Richard Calder was born in Whitechapel, in East London, in 1956, a location to which he has returned after a childhood in southern Essex and travels to Australia, Thailand and the Philippines. He’s been a full-time writer since 1990, producing reviews, stories and nine novels often labelled cyber-decadent or cyber-gothic, but which defy classification: Dead Girls (1992), Dead Boys (1994), Dead Things (1996), Cythera (1998), Frenzetta (1998), The Twist (1999), Malignos (2000), Impakto (2001), Lord Soho (2002).

East London is awash in myth and urban folklore—the plague, the fire, the Hawksmoor churches, the Ratcliffe Highway Murders, Spring heeled Jack, Jack the Ripper, the blitz and gangland executions. I ask Calder to what extent his origins in a location defined by its stories has impacted on his work.

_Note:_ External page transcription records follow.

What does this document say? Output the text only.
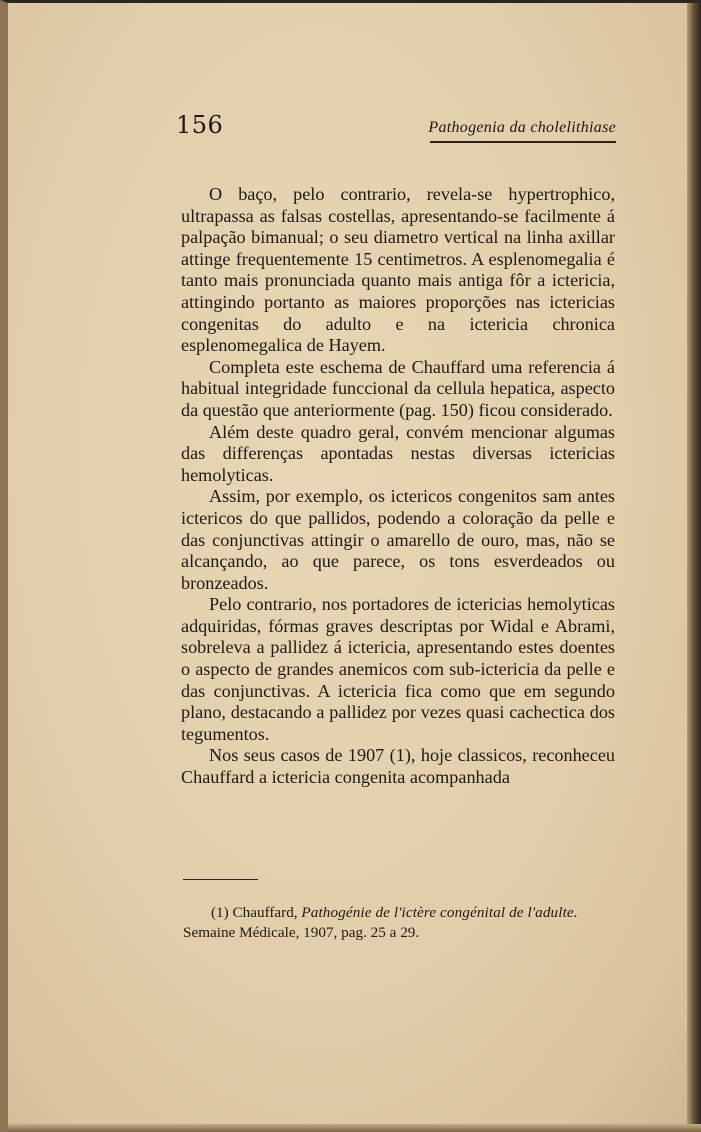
156	Pathogenia da cholelithiase

O baço, pelo contrario, revela-se hypertrophico, ultrapassa as falsas costellas, apresentando-se facilmente á palpação bimanual; o seu diametro vertical na linha axillar attinge frequentemente 15 centimetros. A esplenomegalia é tanto mais pronunciada quanto mais antiga fôr a ictericia, attingindo portanto as maiores proporções nas ictericias congenitas do adulto e na ictericia chronica esplenomegalica de Hayem.

Completa este eschema de Chauffard uma referencia á habitual integridade funccional da cellula hepatica, aspecto da questão que anteriormente (pag. 150) ficou considerado.

Além deste quadro geral, convém mencionar algumas das differenças apontadas nestas diversas ictericias hemolyticas.

Assim, por exemplo, os ictericos congenitos sam antes ictericos do que pallidos, podendo a coloração da pelle e das conjunctivas attingir o amarello de ouro, mas, não se alcançando, ao que parece, os tons esverdeados ou bronzeados.

Pelo contrario, nos portadores de ictericias hemolyticas adquiridas, fórmas graves descriptas por Widal e Abrami, sobreleva a pallidez á ictericia, apresentando estes doentes o aspecto de grandes anemicos com sub-ictericia da pelle e das conjunctivas. A ictericia fica como que em segundo plano, destacando a pallidez por vezes quasi cachectica dos tegumentos.

Nos seus casos de 1907 (1), hoje classicos, reconheceu Chauffard a ictericia congenita acompanhada

(1) Chauffard, Pathogénie de l'ictère congénital de l'adulte.
Semaine Médicale, 1907, pag. 25 a 29.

“More than I’d thought—until recently, that is. Until I came back to live in Whitechapel. Being here, I’ve become intensely interested in East End mythology. The place is incredibly vibrant, and there’s this dark, gothic, somewhat sinister side to life that I find immensely appealing. I moved out to the suburbs when I was pretty young, and the Brutalist landscapes of the south Essex estates, and the attendant ennui—call it Spleen de Essex—finds a place in my work from the Rainham marshland scenes in Dead Girls to ‘the Sink’ in “Incunabula” [an episode of Lord Soho]. The real East End is quite different from the ‘new East End’ of south Essex. Whitechapel, Spitalfields, Shoreditch, Bethnal Green—I love these places. In fact, I’ve just completed something that draws quite heavily on spirit of place and East End myth—but at the moment it’s a book seeking a home, so I’ll not say anything further!”